Team Overview

While Moore’s Law continues, increases in clock speed have been stagnant due to physical obstacles. Thus, hardware and software have turned towards parallelism as an answer to keep up with the ever growing demand for more compute power. The probably highest degree of parallelism within a single chip is found on the modern graphics processing unit (GPU). However, traditional algorithms do not work well on massively parallel devices like the GPU; especially concerning the control over the execution itself. We investigate novel algorithms for scheduling dynamic workloads on the GPU, including algorithms for efficient task scheduling, memory management, and dynamic workload prioritization. Our research enables algorithms—which previously did not seem fit for GPU execution—to harness the full power of the GPU. Applying our insights to computer graphics, we are interested in highly efficient and on-the-fly generation of procedural content, prioritizing image synthesis for deadline-driven foveated rendering, and alternative rendering pipeline designs with new views on rasterization.

High performance graphics

Lead: Markus Steinberger, Dieter Schmalstieg

Summary: We have established a track record of advanced parallel programming techniques on the GPU. A particular area of interest lies on algorithms, which do not have parallel workloads immediately available up-front, but require dynamic scheduling. Examples for such algorithms are sparse matrix operations, deep tree traversals or adaptive rendering techniques. Dynamic scheduling also lends itself to enforcing priorities and carefully balancing producer-consumer problems.

Selected publications

Bernhard Kerbl, Michael Kenzel, Dieter Schmalstieg, Hans-Peter Seidel, and Markus Steinberger. Hierarchical Bucket Queuing for Fine-grained Priority Scheduling on the GPU. Computer Graphics Forum, 2016.
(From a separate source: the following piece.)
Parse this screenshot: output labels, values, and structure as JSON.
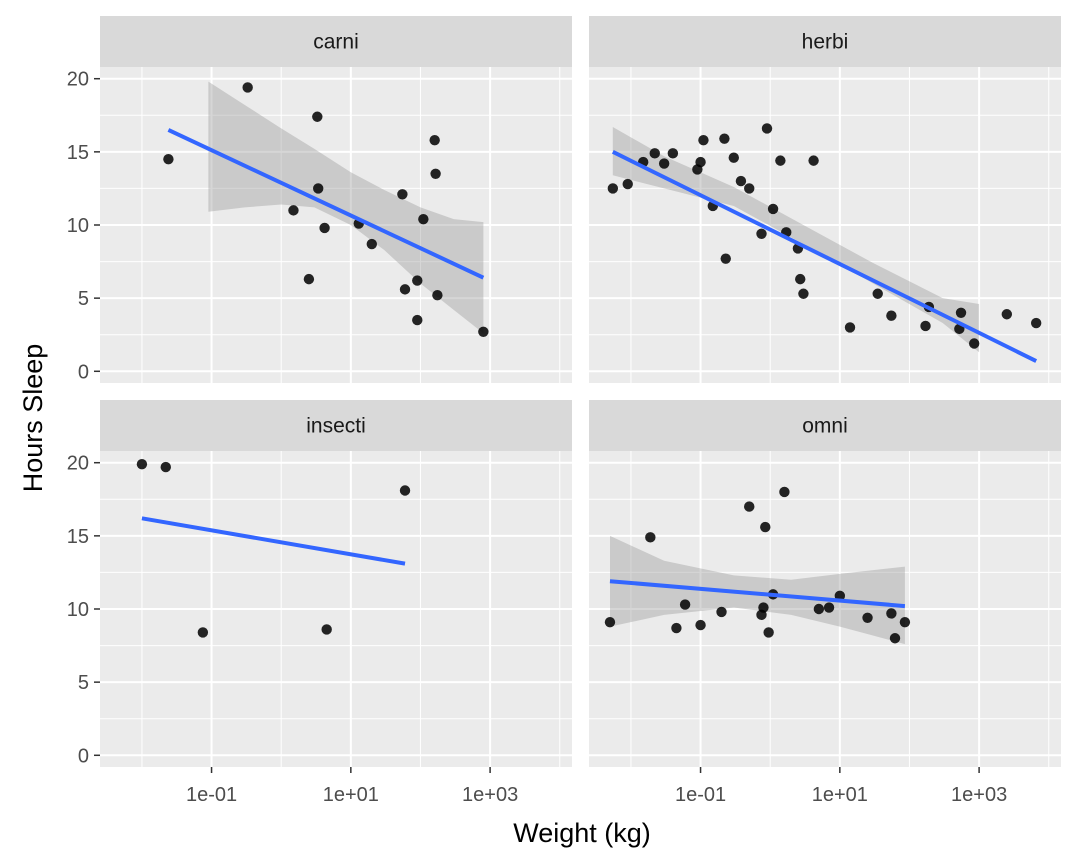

Rostislav Khlebnikov, Philip Voglreiter, Markus Steinberger, Bernhard Kainz, and Dieter Schmalstieg. Parallel Irradiance Caching for Interactive Monte-Carlo Direct Volume Rendering. Computer Graphics Forum, 33(3):61-70, June 2014.
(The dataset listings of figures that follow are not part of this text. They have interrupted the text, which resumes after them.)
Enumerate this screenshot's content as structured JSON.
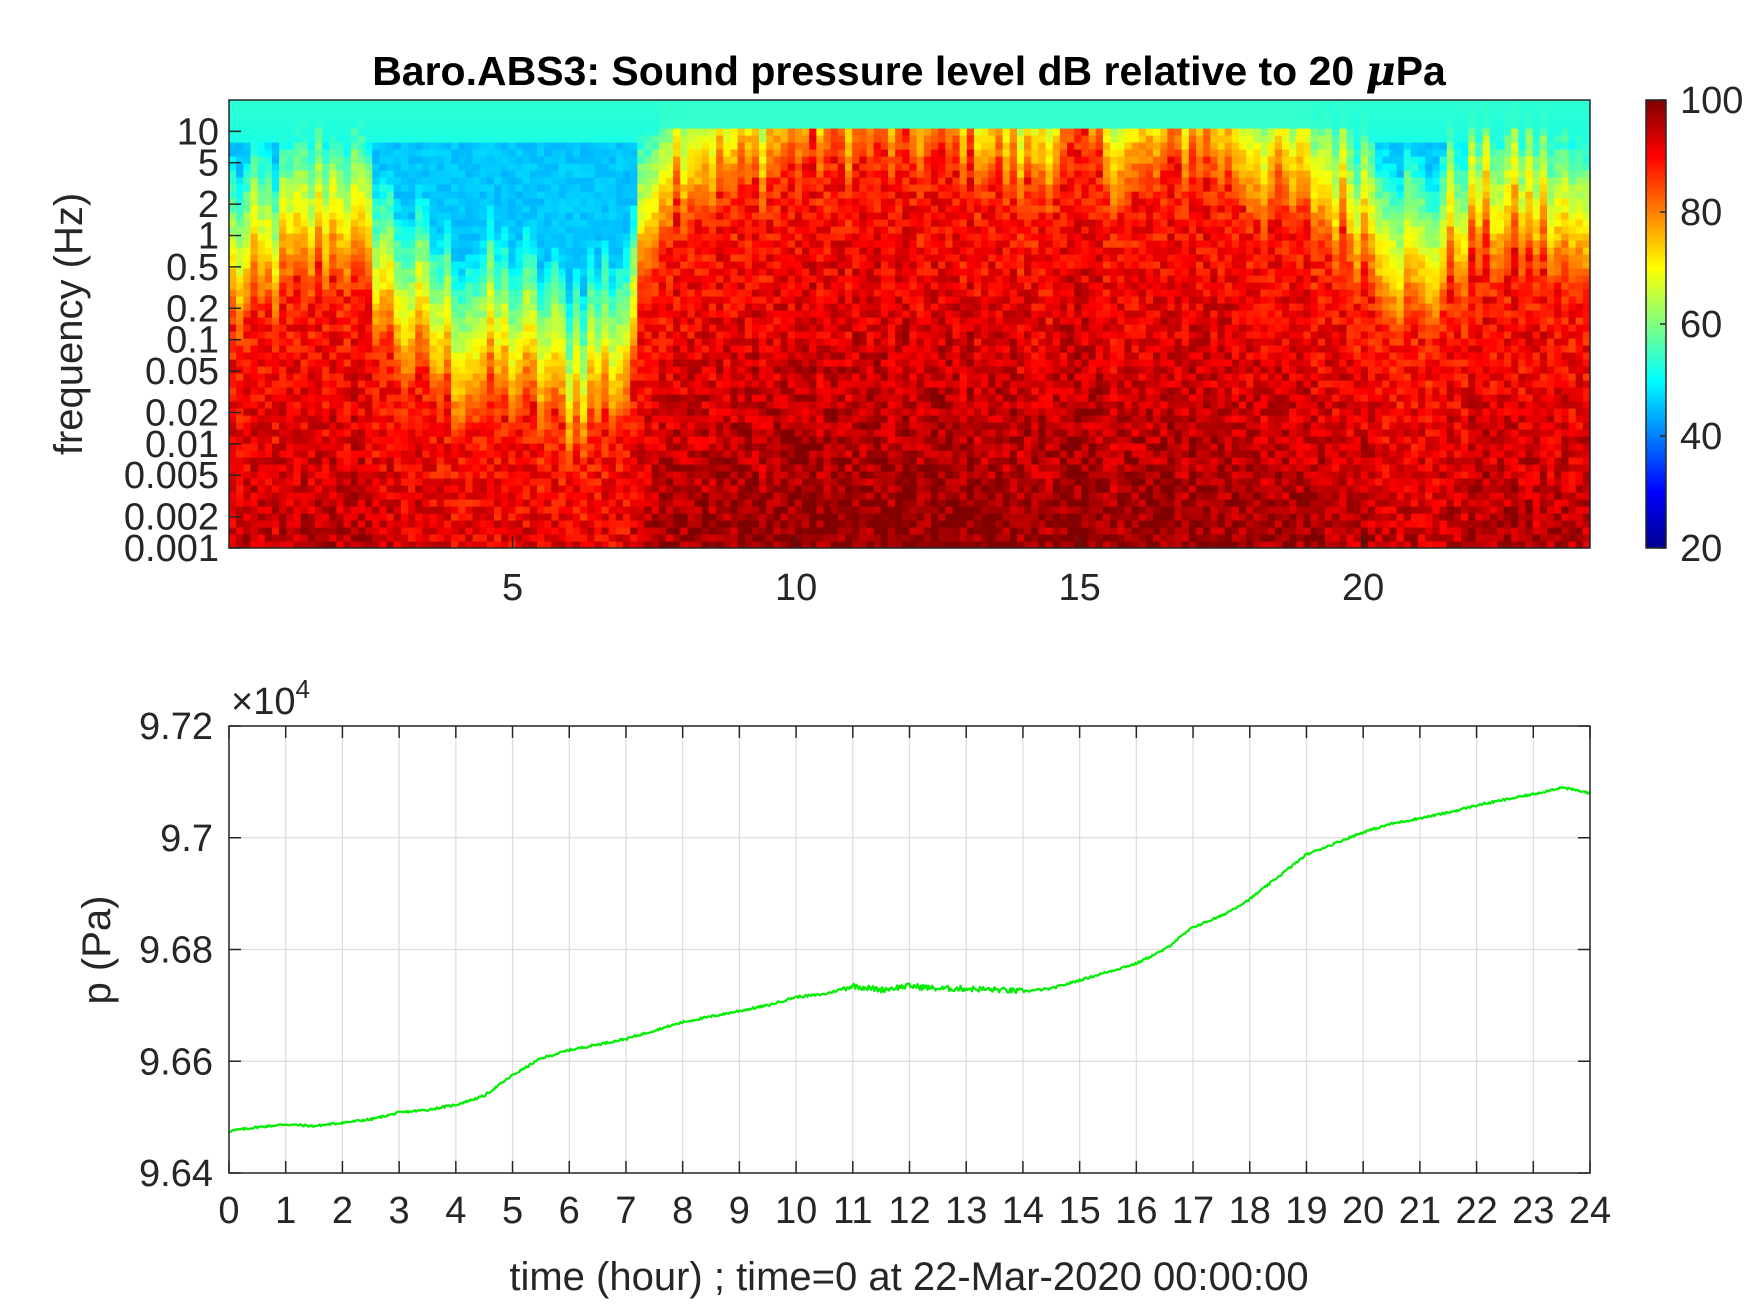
{
  "chart_data": [
    {
      "type": "heatmap",
      "title": "Baro.ABS3: Sound pressure level dB relative to 20 μPa",
      "title_prefix": "Baro.ABS3: Sound pressure level dB relative to 20 ",
      "title_mu": "μ",
      "title_suffix": "Pa",
      "ylabel": "frequency (Hz)",
      "y_scale": "log",
      "xlim": [
        0,
        24
      ],
      "ylim": [
        0.001,
        20
      ],
      "x_ticks": [
        5,
        10,
        15,
        20
      ],
      "y_ticks": [
        0.001,
        0.002,
        0.005,
        0.01,
        0.02,
        0.05,
        0.1,
        0.2,
        0.5,
        1,
        2,
        5,
        10
      ],
      "y_tick_labels": [
        "0.001",
        "0.002",
        "0.005",
        "0.01",
        "0.02",
        "0.05",
        "0.1",
        "0.2",
        "0.5",
        "1",
        "2",
        "5",
        "10"
      ],
      "colormap": "jet",
      "colorbar": {
        "range": [
          20,
          100
        ],
        "ticks": [
          20,
          40,
          60,
          80,
          100
        ],
        "labels": [
          "20",
          "40",
          "60",
          "80",
          "100"
        ]
      },
      "colors": {
        "high": "#8b0000",
        "mid": "#ffd400",
        "low": "#00d6e8",
        "min": "#00008f"
      },
      "time_profile": {
        "hours": [
          0,
          1,
          2,
          3,
          4,
          5,
          6,
          7,
          7.5,
          8,
          9,
          10,
          11,
          12,
          13,
          14,
          15,
          16,
          17,
          18,
          19,
          20,
          21,
          22,
          23,
          24
        ],
        "high_level_top_hz": [
          0.1,
          0.2,
          0.5,
          0.05,
          0.02,
          0.02,
          0.01,
          0.02,
          1,
          2,
          2,
          5,
          5,
          5,
          5,
          2,
          5,
          2,
          5,
          2,
          1,
          0.5,
          0.1,
          0.5,
          0.5,
          0.2
        ]
      }
    },
    {
      "type": "line",
      "ylabel": "p (Pa)",
      "xlabel": "time (hour) ; time=0 at 22-Mar-2020 00:00:00",
      "xlim": [
        0,
        24
      ],
      "ylim": [
        96400,
        97200
      ],
      "x_ticks": [
        0,
        1,
        2,
        3,
        4,
        5,
        6,
        7,
        8,
        9,
        10,
        11,
        12,
        13,
        14,
        15,
        16,
        17,
        18,
        19,
        20,
        21,
        22,
        23,
        24
      ],
      "x_tick_labels": [
        "0",
        "1",
        "2",
        "3",
        "4",
        "5",
        "6",
        "7",
        "8",
        "9",
        "10",
        "11",
        "12",
        "13",
        "14",
        "15",
        "16",
        "17",
        "18",
        "19",
        "20",
        "21",
        "22",
        "23",
        "24"
      ],
      "y_ticks": [
        96400,
        96600,
        96800,
        97000,
        97200
      ],
      "y_tick_labels": [
        "9.64",
        "9.66",
        "9.68",
        "9.7",
        "9.72"
      ],
      "y_exponent_base": "×10",
      "y_exponent_power": "4",
      "grid": true,
      "line_color": "#00ee00",
      "series": [
        {
          "x": [
            0,
            0.5,
            1,
            1.5,
            2,
            2.5,
            3,
            3.5,
            4,
            4.5,
            5,
            5.5,
            6,
            6.5,
            7,
            7.5,
            8,
            8.5,
            9,
            9.5,
            10,
            10.5,
            11,
            11.5,
            12,
            12.5,
            13,
            13.5,
            14,
            14.5,
            15,
            15.5,
            16,
            16.5,
            17,
            17.5,
            18,
            18.5,
            19,
            19.5,
            20,
            20.5,
            21,
            21.5,
            22,
            22.5,
            23,
            23.5,
            24
          ],
          "y": [
            96475,
            96482,
            96487,
            96484,
            96490,
            96496,
            96508,
            96513,
            96522,
            96538,
            96575,
            96605,
            96620,
            96630,
            96640,
            96655,
            96670,
            96680,
            96690,
            96700,
            96715,
            96720,
            96735,
            96728,
            96735,
            96730,
            96730,
            96728,
            96725,
            96730,
            96745,
            96760,
            96775,
            96800,
            96840,
            96860,
            96890,
            96930,
            96970,
            96990,
            97010,
            97025,
            97035,
            97045,
            97058,
            97068,
            97078,
            97090,
            97080
          ]
        }
      ]
    }
  ]
}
Markus Steinberger, Michael Kenzel, Pedro Boechat, Bernhard Kerbl, Mark Dokter, and Dieter Schmalstieg. Whippletree: Task-based Scheduling of Dynamic Workloads on the GPU. ACM Transactions on Graphics (Proc. SIGGRAPH Asia 2014), December 2014.
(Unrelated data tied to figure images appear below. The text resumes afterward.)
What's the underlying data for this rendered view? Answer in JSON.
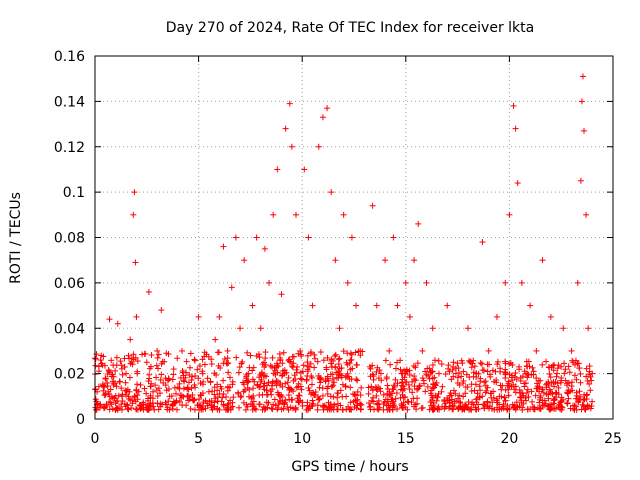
{
  "chart_data": {
    "type": "scatter",
    "title": "Day 270 of 2024, Rate Of TEC Index for receiver lkta",
    "xlabel": "GPS time / hours",
    "ylabel": "ROTI / TECUs",
    "xlim": [
      0,
      25
    ],
    "ylim": [
      0,
      0.16
    ],
    "x_ticks": [
      0,
      5,
      10,
      15,
      20,
      25
    ],
    "y_ticks": [
      0,
      0.02,
      0.04,
      0.06,
      0.08,
      0.1,
      0.12,
      0.14,
      0.16
    ],
    "x_tick_labels": [
      "0",
      "5",
      "10",
      "15",
      "20",
      "25"
    ],
    "y_tick_labels": [
      "0",
      "0.02",
      "0.04",
      "0.06",
      "0.08",
      "0.1",
      "0.12",
      "0.14",
      "0.16"
    ],
    "grid": true,
    "marker": "+",
    "color": "#ff0000",
    "series": [
      {
        "name": "ROTI",
        "points": [
          [
            0.1,
            0.012
          ],
          [
            0.3,
            0.028
          ],
          [
            0.5,
            0.018
          ],
          [
            0.7,
            0.044
          ],
          [
            0.9,
            0.015
          ],
          [
            1.1,
            0.042
          ],
          [
            1.3,
            0.01
          ],
          [
            1.5,
            0.02
          ],
          [
            1.7,
            0.035
          ],
          [
            1.85,
            0.09
          ],
          [
            1.9,
            0.1
          ],
          [
            1.95,
            0.069
          ],
          [
            2.0,
            0.045
          ],
          [
            2.2,
            0.015
          ],
          [
            2.5,
            0.025
          ],
          [
            2.6,
            0.056
          ],
          [
            2.8,
            0.012
          ],
          [
            3.0,
            0.03
          ],
          [
            3.2,
            0.048
          ],
          [
            3.4,
            0.018
          ],
          [
            3.6,
            0.01
          ],
          [
            3.8,
            0.022
          ],
          [
            4.0,
            0.014
          ],
          [
            4.2,
            0.03
          ],
          [
            4.5,
            0.01
          ],
          [
            4.8,
            0.015
          ],
          [
            5.0,
            0.045
          ],
          [
            5.2,
            0.02
          ],
          [
            5.5,
            0.012
          ],
          [
            5.8,
            0.035
          ],
          [
            6.0,
            0.045
          ],
          [
            6.2,
            0.076
          ],
          [
            6.4,
            0.03
          ],
          [
            6.6,
            0.058
          ],
          [
            6.8,
            0.08
          ],
          [
            7.0,
            0.04
          ],
          [
            7.2,
            0.07
          ],
          [
            7.4,
            0.02
          ],
          [
            7.6,
            0.05
          ],
          [
            7.8,
            0.08
          ],
          [
            8.0,
            0.04
          ],
          [
            8.2,
            0.075
          ],
          [
            8.4,
            0.06
          ],
          [
            8.6,
            0.09
          ],
          [
            8.8,
            0.11
          ],
          [
            9.0,
            0.055
          ],
          [
            9.2,
            0.128
          ],
          [
            9.4,
            0.139
          ],
          [
            9.5,
            0.12
          ],
          [
            9.7,
            0.09
          ],
          [
            9.9,
            0.03
          ],
          [
            10.1,
            0.11
          ],
          [
            10.3,
            0.08
          ],
          [
            10.5,
            0.05
          ],
          [
            10.8,
            0.12
          ],
          [
            11.0,
            0.133
          ],
          [
            11.2,
            0.137
          ],
          [
            11.4,
            0.1
          ],
          [
            11.6,
            0.07
          ],
          [
            11.8,
            0.04
          ],
          [
            12.0,
            0.09
          ],
          [
            12.2,
            0.06
          ],
          [
            12.4,
            0.08
          ],
          [
            12.6,
            0.05
          ],
          [
            12.8,
            0.03
          ],
          [
            13.4,
            0.094
          ],
          [
            13.6,
            0.05
          ],
          [
            13.8,
            0.02
          ],
          [
            14.0,
            0.07
          ],
          [
            14.2,
            0.03
          ],
          [
            14.4,
            0.08
          ],
          [
            14.6,
            0.05
          ],
          [
            14.8,
            0.02
          ],
          [
            15.0,
            0.06
          ],
          [
            15.2,
            0.045
          ],
          [
            15.4,
            0.07
          ],
          [
            15.6,
            0.086
          ],
          [
            15.8,
            0.03
          ],
          [
            16.0,
            0.06
          ],
          [
            16.3,
            0.04
          ],
          [
            16.6,
            0.02
          ],
          [
            17.0,
            0.05
          ],
          [
            17.3,
            0.025
          ],
          [
            17.6,
            0.015
          ],
          [
            18.0,
            0.04
          ],
          [
            18.4,
            0.02
          ],
          [
            18.7,
            0.078
          ],
          [
            19.0,
            0.03
          ],
          [
            19.4,
            0.045
          ],
          [
            19.8,
            0.06
          ],
          [
            20.0,
            0.09
          ],
          [
            20.2,
            0.138
          ],
          [
            20.3,
            0.128
          ],
          [
            20.4,
            0.104
          ],
          [
            20.6,
            0.06
          ],
          [
            20.8,
            0.02
          ],
          [
            21.0,
            0.05
          ],
          [
            21.3,
            0.03
          ],
          [
            21.6,
            0.07
          ],
          [
            22.0,
            0.045
          ],
          [
            22.3,
            0.02
          ],
          [
            22.6,
            0.04
          ],
          [
            23.0,
            0.03
          ],
          [
            23.3,
            0.06
          ],
          [
            23.45,
            0.105
          ],
          [
            23.5,
            0.14
          ],
          [
            23.55,
            0.151
          ],
          [
            23.6,
            0.127
          ],
          [
            23.7,
            0.09
          ],
          [
            23.8,
            0.04
          ],
          [
            24.0,
            0.02
          ]
        ]
      }
    ],
    "dense_band": [
      {
        "x_start": 0.0,
        "x_end": 12.9,
        "low": 0.004,
        "high": 0.03
      },
      {
        "x_start": 13.2,
        "x_end": 24.0,
        "low": 0.004,
        "high": 0.026
      }
    ]
  }
}
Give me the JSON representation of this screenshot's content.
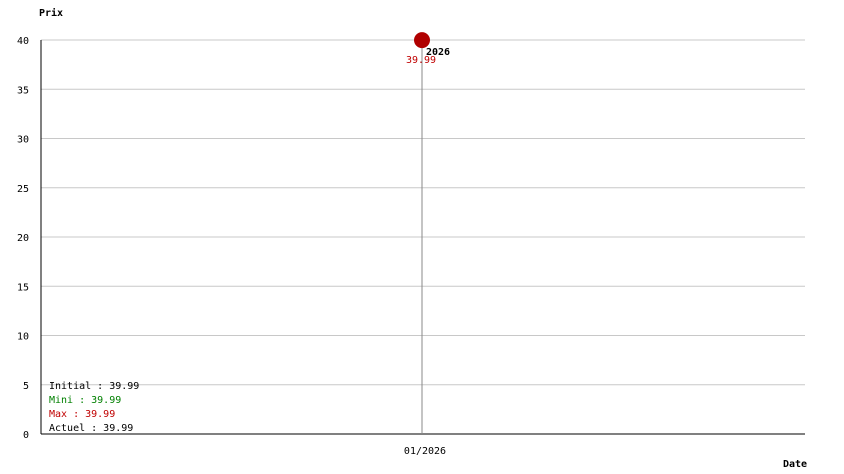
{
  "chart_data": {
    "type": "line",
    "ylabel": "Prix",
    "xlabel": "Date",
    "ylim": [
      0,
      40
    ],
    "yticks": [
      0,
      5,
      10,
      15,
      20,
      25,
      30,
      35,
      40
    ],
    "xticks": [
      "01/2026"
    ],
    "grid": true,
    "points": [
      {
        "x": "01/2026",
        "y": 39.99,
        "label": "39.99",
        "year_label": "2026"
      }
    ],
    "stats": [
      {
        "label": "Initial : 39.99",
        "color": "#000000"
      },
      {
        "label": "Mini : 39.99",
        "color": "#008000"
      },
      {
        "label": "Max : 39.99",
        "color": "#c00000"
      },
      {
        "label": "Actuel : 39.99",
        "color": "#000000"
      }
    ],
    "colors": {
      "point": "#b00000",
      "label": "#c00000",
      "grid": "#c8c8c8"
    }
  }
}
Markus Steinberger, Bernhard Kainz, Bernhard Kerbl, Stefan Hauswiesner, Michael Kenzel, and Dieter Schmalstieg. Softshell: Dynamic Scheduling on GPUs. ACM Transactions on Graphics (Proc. SIGGRAPH Asia), 31(6), November 2012. Article 161.

Markus Steinberger, Bernhard Kainz, Stefan Hauswiesner, Rostislav Khlebnikov, Denis Kalkofen, and Dieter Schmalstieg. Ray Prioritization Using Stylization and Visual Saliency. Computers and Graphics, 36(6):673-684, October 2012.

Bernhard Kainz, Markus Grabner, Alexander Bornik, Stefan Hauswiesner, Judith Muehl, and Dieter Schmalstieg. Ray Casting of Multiple Volumetric Datasets with Polyhedral Boundaries on Manycore GPUs. Transactions on Graphics (Proc. SIGGRAPH Asia), 28(5), 2009.

Procedural modeling

Lead: Markus Steinberger, Dieter Schmalstieg 

Summary: Procedural modeling is essential in applications which require very large geometry sets at a level of detail which cannot be created by hand. For example, detailed city models can contain hundreds of thousands of buildings and billions of polygons. Such large models may not even fit into the available memory. We have developed the first approach to evaluate procedural models on the fly, thereby supporting literally infinitely detailed models.

Selected publications

Pedro Boechat, Mark Dokter, Michael Kenzel, Hans-Peter Seidey, Dieter Schmalstieg, and Markus Steinberger. Representing and Scheduling Procedural Generation using Operator Graphs. ACM Transactions on Graphics (Proc. SIGGRAPH Asia), December 2016.

Markus Steinberger, Michael Kenzel, Bernhard Kainz, Joerg Mueller, Peter Wonka, and Dieter Schmalstieg. Parallel Generation of Architecture on the GPU. Computer Graphics Forum, 33(2):73-82, April 2014. Best paper honorable mention award.

Markus Steinberger, Michael Kenzel, Bernhard Kainz, Peter Wonka, and Dieter Schmalstieg. On-the-fly Generation and Rendering of Infinite Cities on the GPU. Computer Graphics Forum, 33(2):105-114, April 2014.